Direkte Bundessteuer
Im Prinzip erhebt der Bund die direkte Bundessteuer (Einkommenssteuer für natürliche Personen und Gewinnsteuer für juristische Personen). Im Prinzip. Schon befinden wir uns mitten im Dschungel. Mehr als eine Million Steuerpflichtiger, also ein Fünftel (Tendenz steigend), muss gar keine direkte Bundessteuer errichten. Denn obwohl diese Steuerpflicht für Verheiratete und Alleinstehende mit Kindern bei Einkommen von Fr. 30‘800.- beginnt, führen rund 50 Steuerabzugsmöglichkeiten dazu, dass über 10 Milliarden Franken jährlich auf diese Weise abgezogen werden können. Diese „Steuervergünstigungen sind schädlich, weil sie die Steuerbasis schmälern“, konstatierte im Herbst 2013 Avenir Suisse. Anders gesagt: diese Praxis setzt falsche Anreize, sie animiert zum Schuldenmachen. Aktuellstes Beispiel: die Hypothekarverschuldung in der Schweiz ist die zweithöchste aller Länder in Europa, knapp hinter Holland.
Kantonale Steuern
Unsere föderalistische Struktur bringt es mit sich, dass wir zurzeit 26 unterschiedliche kantonale Steuergesetze aufweisen. Dass dies zu einem aggressiven System „Kampf um Standortvorteil“ geführt hat und noch immer führt, ist bekannt. Die einen sprechen von ruinösem, die andern von äusserst segensreichem Steuerwettbewerb. Um die eklatanten Verwerfungen etwas zu lindern, wurde 2008 der neue nationale Finanzausgleich (NFA) eingeführt. Dieser setzt sich aus dem Ressourcen-, Lasten- und Härteausgleich zusammen. Und schon bestätigt sich die alte Erkenntnis, wonach „mehr desselben“ ein eigentliches Katastrophenrezept ist. Mehr Ungerechtigkeit mit mehr Harmonisierung bekämpfen zu wollen führt über kurz oder lang zu neuen Ungerechtigkeiten – eine Endlosspirale. Etwas irritierend wirkt in diesem Zusammenhang die offizielle Begründung des Eidg.
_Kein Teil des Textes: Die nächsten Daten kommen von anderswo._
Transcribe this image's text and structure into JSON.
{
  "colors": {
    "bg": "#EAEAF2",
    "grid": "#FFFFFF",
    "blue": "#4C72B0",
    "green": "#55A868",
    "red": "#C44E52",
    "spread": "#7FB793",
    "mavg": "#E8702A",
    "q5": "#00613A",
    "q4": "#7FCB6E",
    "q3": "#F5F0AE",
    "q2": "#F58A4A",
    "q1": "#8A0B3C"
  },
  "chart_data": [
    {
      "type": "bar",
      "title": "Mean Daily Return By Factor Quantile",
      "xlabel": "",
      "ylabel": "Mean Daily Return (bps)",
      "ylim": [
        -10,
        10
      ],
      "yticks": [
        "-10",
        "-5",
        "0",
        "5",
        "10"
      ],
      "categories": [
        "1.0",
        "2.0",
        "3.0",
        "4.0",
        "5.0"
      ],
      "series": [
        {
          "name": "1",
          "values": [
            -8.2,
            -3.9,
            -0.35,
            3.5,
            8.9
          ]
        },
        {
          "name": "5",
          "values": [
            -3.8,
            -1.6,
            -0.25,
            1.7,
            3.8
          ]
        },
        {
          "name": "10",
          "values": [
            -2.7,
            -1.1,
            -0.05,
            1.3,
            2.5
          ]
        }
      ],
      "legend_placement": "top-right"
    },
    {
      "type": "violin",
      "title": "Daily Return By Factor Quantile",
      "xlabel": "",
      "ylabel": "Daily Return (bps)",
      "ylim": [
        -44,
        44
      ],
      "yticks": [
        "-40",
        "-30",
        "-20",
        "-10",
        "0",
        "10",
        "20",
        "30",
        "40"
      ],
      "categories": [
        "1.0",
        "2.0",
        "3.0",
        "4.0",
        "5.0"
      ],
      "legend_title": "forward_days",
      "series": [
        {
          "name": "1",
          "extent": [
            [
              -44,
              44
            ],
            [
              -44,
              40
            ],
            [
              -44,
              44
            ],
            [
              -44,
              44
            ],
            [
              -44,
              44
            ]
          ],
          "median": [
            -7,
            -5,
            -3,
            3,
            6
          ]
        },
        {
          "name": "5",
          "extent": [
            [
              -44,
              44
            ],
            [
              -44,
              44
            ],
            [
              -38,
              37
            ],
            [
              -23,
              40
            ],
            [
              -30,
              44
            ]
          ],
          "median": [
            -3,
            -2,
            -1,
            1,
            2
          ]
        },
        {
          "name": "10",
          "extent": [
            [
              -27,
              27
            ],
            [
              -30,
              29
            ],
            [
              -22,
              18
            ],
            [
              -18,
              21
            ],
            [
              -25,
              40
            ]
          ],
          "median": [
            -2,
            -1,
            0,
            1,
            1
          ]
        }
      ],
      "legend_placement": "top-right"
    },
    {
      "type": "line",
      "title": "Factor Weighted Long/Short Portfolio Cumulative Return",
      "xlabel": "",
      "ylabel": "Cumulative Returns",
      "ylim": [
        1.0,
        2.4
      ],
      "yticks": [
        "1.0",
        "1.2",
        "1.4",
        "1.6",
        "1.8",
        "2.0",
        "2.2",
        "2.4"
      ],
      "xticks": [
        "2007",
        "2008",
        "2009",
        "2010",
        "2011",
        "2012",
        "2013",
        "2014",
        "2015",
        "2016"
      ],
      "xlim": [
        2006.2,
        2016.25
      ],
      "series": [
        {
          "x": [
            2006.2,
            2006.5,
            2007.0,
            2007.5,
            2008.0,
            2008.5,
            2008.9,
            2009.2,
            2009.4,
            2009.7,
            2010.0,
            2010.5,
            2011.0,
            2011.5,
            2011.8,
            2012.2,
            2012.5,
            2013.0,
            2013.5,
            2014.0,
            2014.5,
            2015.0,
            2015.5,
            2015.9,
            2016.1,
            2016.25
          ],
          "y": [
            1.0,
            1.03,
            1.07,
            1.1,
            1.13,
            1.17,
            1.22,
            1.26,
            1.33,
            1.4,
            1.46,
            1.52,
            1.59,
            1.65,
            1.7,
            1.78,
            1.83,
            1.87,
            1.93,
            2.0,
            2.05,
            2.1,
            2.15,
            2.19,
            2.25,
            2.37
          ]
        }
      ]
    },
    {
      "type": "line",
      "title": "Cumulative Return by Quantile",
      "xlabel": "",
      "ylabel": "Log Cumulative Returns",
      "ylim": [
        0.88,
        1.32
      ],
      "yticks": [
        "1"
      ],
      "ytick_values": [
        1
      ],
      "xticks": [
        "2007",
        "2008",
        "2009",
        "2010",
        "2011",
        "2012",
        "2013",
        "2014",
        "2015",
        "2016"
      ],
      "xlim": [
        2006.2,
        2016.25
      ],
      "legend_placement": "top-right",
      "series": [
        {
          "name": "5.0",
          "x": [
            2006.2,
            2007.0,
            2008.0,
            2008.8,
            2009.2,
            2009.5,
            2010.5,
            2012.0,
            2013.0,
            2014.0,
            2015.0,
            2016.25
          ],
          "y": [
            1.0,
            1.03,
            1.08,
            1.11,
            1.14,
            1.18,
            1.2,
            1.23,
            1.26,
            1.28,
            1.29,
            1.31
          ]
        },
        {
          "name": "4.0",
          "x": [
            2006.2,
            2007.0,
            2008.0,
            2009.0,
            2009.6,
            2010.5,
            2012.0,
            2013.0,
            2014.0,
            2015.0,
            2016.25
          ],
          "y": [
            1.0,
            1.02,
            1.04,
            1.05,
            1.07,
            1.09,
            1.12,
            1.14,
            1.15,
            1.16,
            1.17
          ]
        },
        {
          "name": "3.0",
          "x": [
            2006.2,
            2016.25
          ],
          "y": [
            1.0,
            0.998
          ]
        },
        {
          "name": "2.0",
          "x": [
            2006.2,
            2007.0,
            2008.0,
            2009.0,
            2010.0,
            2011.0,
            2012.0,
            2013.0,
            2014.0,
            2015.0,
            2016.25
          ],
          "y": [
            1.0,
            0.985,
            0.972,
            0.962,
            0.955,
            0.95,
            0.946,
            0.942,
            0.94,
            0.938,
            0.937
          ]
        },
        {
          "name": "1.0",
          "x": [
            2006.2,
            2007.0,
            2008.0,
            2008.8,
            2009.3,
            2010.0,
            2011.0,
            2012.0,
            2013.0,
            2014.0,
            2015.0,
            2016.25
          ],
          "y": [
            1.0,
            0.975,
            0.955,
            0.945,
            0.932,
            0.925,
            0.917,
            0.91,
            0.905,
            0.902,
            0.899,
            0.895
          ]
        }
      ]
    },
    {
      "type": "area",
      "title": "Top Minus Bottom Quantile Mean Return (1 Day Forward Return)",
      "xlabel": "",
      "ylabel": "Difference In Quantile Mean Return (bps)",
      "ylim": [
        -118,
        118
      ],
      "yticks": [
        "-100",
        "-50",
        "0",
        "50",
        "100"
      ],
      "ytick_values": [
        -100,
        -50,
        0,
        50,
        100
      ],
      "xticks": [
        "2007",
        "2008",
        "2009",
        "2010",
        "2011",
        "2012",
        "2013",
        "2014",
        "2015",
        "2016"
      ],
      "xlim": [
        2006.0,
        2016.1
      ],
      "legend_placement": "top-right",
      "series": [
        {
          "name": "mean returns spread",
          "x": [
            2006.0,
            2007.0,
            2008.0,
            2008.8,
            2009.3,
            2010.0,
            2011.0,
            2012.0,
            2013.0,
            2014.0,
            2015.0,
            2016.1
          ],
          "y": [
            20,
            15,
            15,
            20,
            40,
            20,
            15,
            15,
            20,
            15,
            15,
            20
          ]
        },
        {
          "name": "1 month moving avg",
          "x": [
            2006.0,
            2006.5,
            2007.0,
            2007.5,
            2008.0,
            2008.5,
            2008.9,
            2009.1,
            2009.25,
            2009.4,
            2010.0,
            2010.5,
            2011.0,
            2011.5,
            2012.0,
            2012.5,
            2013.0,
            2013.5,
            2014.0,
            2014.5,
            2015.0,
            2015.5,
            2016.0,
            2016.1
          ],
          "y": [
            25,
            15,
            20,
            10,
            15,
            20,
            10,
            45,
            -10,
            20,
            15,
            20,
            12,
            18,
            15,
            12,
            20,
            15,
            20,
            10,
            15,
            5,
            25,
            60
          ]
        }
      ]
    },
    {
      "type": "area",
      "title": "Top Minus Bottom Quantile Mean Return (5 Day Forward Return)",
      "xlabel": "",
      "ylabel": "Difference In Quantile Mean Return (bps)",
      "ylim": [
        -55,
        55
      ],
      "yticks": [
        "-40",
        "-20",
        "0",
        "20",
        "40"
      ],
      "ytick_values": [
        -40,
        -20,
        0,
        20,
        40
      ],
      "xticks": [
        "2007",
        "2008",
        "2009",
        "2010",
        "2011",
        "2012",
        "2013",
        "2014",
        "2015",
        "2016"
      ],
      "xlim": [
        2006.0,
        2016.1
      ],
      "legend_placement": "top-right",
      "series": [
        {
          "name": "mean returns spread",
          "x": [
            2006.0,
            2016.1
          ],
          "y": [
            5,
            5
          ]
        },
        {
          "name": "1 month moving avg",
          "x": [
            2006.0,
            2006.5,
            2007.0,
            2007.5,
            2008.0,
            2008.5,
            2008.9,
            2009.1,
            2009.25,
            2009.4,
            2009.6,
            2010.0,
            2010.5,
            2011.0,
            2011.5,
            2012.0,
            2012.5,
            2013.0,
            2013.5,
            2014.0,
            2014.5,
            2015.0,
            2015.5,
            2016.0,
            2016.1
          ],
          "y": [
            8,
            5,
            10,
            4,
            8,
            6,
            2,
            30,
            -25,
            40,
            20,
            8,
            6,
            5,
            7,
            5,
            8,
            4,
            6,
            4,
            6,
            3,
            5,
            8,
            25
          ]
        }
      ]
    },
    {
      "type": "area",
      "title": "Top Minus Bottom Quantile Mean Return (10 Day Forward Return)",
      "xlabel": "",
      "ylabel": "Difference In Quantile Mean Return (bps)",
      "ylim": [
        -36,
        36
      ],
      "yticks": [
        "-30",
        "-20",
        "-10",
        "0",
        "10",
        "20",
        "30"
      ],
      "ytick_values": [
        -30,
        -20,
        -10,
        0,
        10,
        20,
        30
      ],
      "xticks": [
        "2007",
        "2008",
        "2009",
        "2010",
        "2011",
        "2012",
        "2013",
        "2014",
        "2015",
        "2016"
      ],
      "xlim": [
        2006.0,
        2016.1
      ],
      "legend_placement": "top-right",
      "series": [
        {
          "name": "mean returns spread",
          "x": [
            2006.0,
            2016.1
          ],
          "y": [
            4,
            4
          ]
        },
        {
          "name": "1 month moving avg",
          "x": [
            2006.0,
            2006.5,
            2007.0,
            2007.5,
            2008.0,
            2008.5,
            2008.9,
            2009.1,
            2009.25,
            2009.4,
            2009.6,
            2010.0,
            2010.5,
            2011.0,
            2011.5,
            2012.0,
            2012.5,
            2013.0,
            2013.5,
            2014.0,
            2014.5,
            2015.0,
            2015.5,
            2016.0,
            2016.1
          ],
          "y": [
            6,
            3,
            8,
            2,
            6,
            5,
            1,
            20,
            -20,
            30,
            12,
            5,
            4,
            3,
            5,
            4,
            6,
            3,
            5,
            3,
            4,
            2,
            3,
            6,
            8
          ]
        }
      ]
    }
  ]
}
Finanzdepartements (EFD), das den NFA als „eines der wichtigsten und grössten Reformprojekte der Schweiz, das die Weichen für die Erneuerung unseres uneffizient gewordenen politischen Systems stellt“, lobt.
Der nationale Finanzausgleich (NFA)
In Zeiten steigender kantonaler Haushaltdefizite – 2012: total 2,3 Milliarden Franken – und noch höherer erwarteter für 2013/2014, erstaunt es nicht, wenn die Töne der Verantwortlichen schriller werden. Wenn dann gar der kantonale Finanzdirektor des Tiefststeuerkantons Zug das Gebaren seines Nachbarkantons Luzern als „Steuerdumping des NFA-Saugers“ beklagt, zeigt sich: die Zeichen stehen auf Sturm. Die Nettozahler in den Umverteilungstopf des NFA sind irritiert.
Sie beanstanden insbesondere, dass sich für die Nehmerkantone Massnahmen zur Verbesserung ihrer Steuerbasis nicht lohnten. Frank Bodmer, PD an der Universität Basel meint in der NZZ dezidiert: „Man kann deshalb von einer eigentlichen Finanzausgleichsfalle sprechen, die es für die ressourcenschwachen Kantone als vorteilhaft erscheinen lässt, in einer Situation der Abhängigkeit vom Ressourcenausgleich zu verharren“.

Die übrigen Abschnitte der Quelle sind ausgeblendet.